Но вот в их-то сдержанных голосах всегда слы­шалась еще и какая-то грусть. Слышалась она Пашке, слышалась, конечно, Русакову. Потому что он даже сказал:

—  Знаю   отлично:   снегири   у   себя   в   лесу   не слишком бойки, а все ж думаю — сейчас-то они печалятся о воле.

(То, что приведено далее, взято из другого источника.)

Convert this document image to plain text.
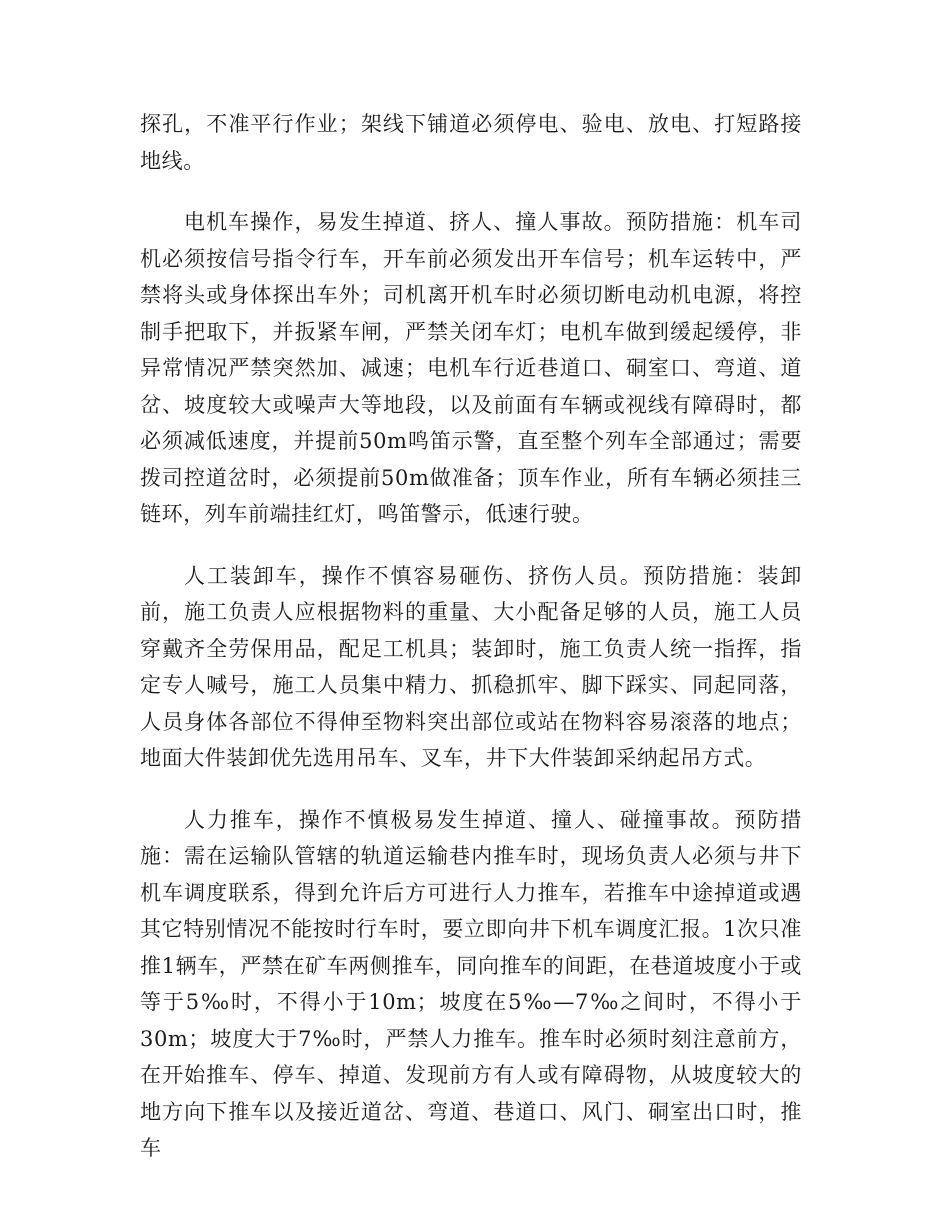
探孔，不准平行作业；架线下铺道必须停电、验电、放电、打短路接地线。

电机车操作，易发生掉道、挤人、撞人事故。预防措施：机车司机必须按信号指令行车，开车前必须发出开车信号；机车运转中，严禁将头或身体探出车外；司机离开机车时必须切断电动机电源，将控制手把取下，并扳紧车闸，严禁关闭车灯；电机车做到缓起缓停，非异常情况严禁突然加、减速；电机车行近巷道口、硐室口、弯道、道岔、坡度较大或噪声大等地段，以及前面有车辆或视线有障碍时，都必须减低速度，并提前50m鸣笛示警，直至整个列车全部通过；需要拨司控道岔时，必须提前50m做准备；顶车作业，所有车辆必须挂三链环，列车前端挂红灯，鸣笛警示，低速行驶。

人工装卸车，操作不慎容易砸伤、挤伤人员。预防措施：装卸前，施工负责人应根据物料的重量、大小配备足够的人员，施工人员穿戴齐全劳保用品，配足工机具；装卸时，施工负责人统一指挥，指定专人喊号，施工人员集中精力、抓稳抓牢、脚下踩实、同起同落，人员身体各部位不得伸至物料突出部位或站在物料容易滚落的地点；地面大件装卸优先选用吊车、叉车，井下大件装卸采纳起吊方式。

人力推车，操作不慎极易发生掉道、撞人、碰撞事故。预防措施：需在运输队管辖的轨道运输巷内推车时，现场负责人必须与井下机车调度联系，得到允许后方可进行人力推车，若推车中途掉道或遇其它特别情况不能按时行车时，要立即向井下机车调度汇报。1次只准推1辆车，严禁在矿车两侧推车，同向推车的间距，在巷道坡度小于或等于5‰时，不得小于10m；坡度在5‰—7‰之间时，不得小于30m；坡度大于7‰时，严禁人力推车。推车时必须时刻注意前方，在开始推车、停车、掉道、发现前方有人或有障碍物，从坡度较大的地方向下推车以及接近道岔、弯道、巷道口、风门、硐室出口时，推车
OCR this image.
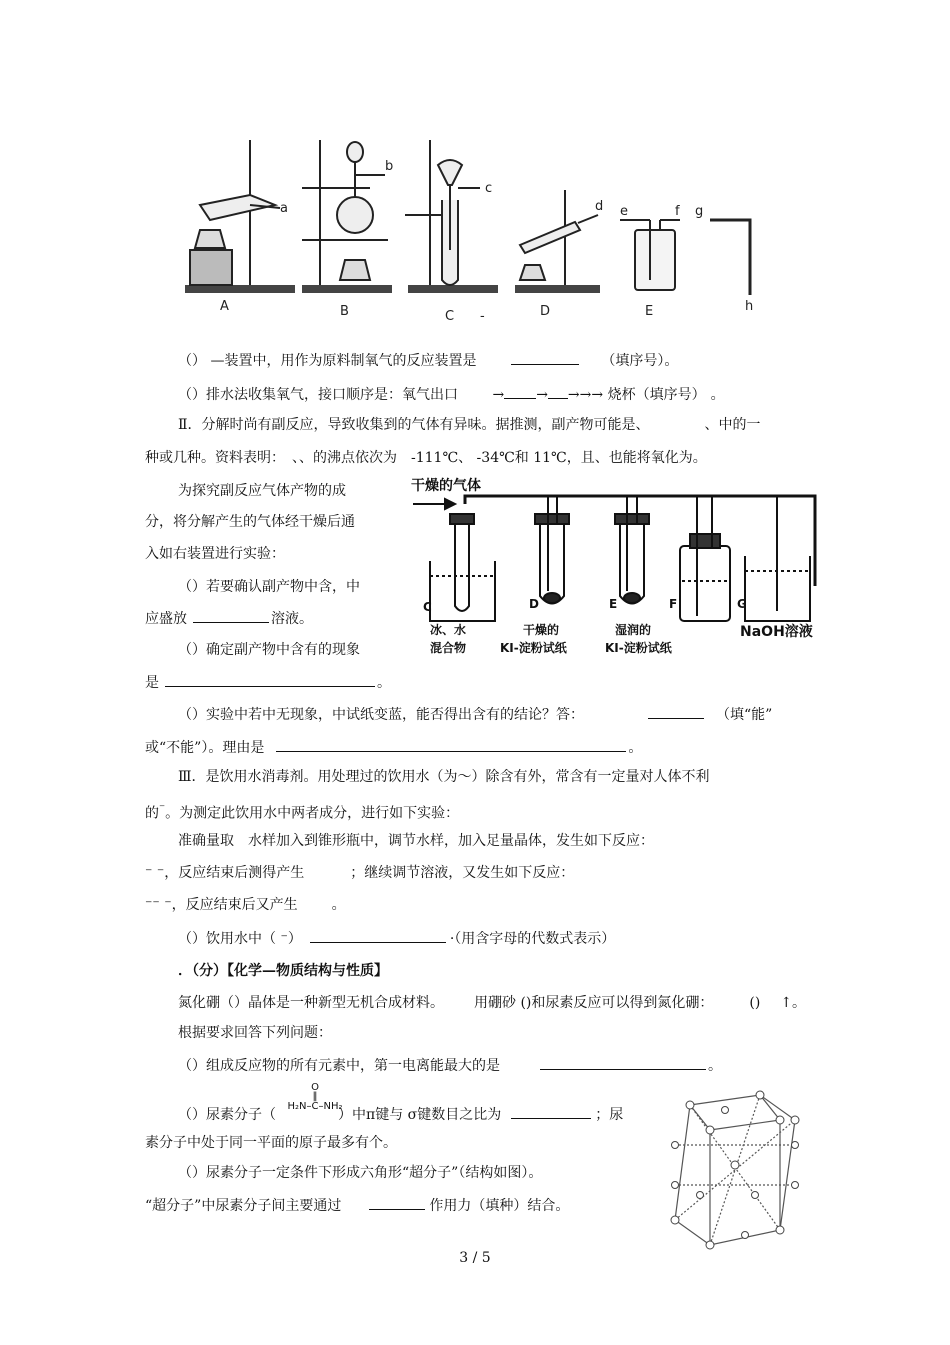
a
b
c
d e	f g
h
A	B	C -	D	E
（） —装置中，用作为原料制氧气的反应装置是	（填序号）。
（）排水法收集氧气，接口顺序是：氧气出口 → → →→→ 烧杯（填序号） 。
Ⅱ．分解时尚有副反应，导致收集到的气体有异味。据推测，副产物可能是、	、中的一
种或几种。资料表明：　、、的沸点依次为　-111℃、 -34℃和 11℃，且、也能将氧化为。
为探究副反应气体产物的成
分，将分解产生的气体经干燥后通
入如右装置进行实验：
（）若要确认副产物中含，中
应盛放	溶液。
（）确定副产物中含有的现象
是	。
干燥的气体
C	D	E	F	G
冰、水
混合物
干燥的
KI-淀粉试纸
湿润的
KI-淀粉试纸
NaOH溶液
（）实验中若中无现象，中试纸变蓝，能否得出含有的结论？答：	（填“能”
或“不能”）。理由是	。
Ⅲ．是饮用水消毒剂。用处理过的饮用水（为～）除含有外，常含有一定量对人体不利
的⁻。为测定此饮用水中两者成分，进行如下实验：
准确量取　水样加入到锥形瓶中，调节水样，加入足量晶体，发生如下反应：
⁻ ⁻，反应结束后测得产生	；继续调节溶液，又发生如下反应：
⁻⁻ ⁻，反应结束后又产生 。
（）饮用水中（ ⁻）	·（用含字母的代数式表示）
．（分）【化学—物质结构与性质】
氮化硼（）晶体是一种新型无机合成材料。 用硼砂 ()和尿素反应可以得到氮化硼：	() ↑。
根据要求回答下列问题：
（）组成反应物的所有元素中，第一电离能最大的是	。
O
‖
H₂N–C–NH₂
（）尿素分子（	）中π键与 σ键数目之比为	；尿
素分子中处于同一平面的原子最多有个。
（）尿素分子一定条件下形成六角形“超分子”（结构如图）。
“超分子”中尿素分子间主要通过	作用力（填种）结合。
3 / 5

—  Так давай им эту волю дадим!

—  Пусть   лето   как   следует  разгорится...   Выз­реет    каждая    лесная    былинка    колосом,    каж­дый   лесной   кустик   ягодой —  тут   мы   клетки   и распахнем.

—  Всех  отпустим? Поползня,  чечевицу,   снеги­рей, Юльку?— вдруг не слишком уже ратует за птичью свободу Пашка и даже вздыхает: — Без Юльки   сделается   как-то  не  так...   Да  и  вообще плохо, когда кто-то улетает навсегда.

Этот невольный вздох Русаков улавливает моментально. Улавливает, настораживается. Да Пашка и сам тут вслух объясняет свои мысли.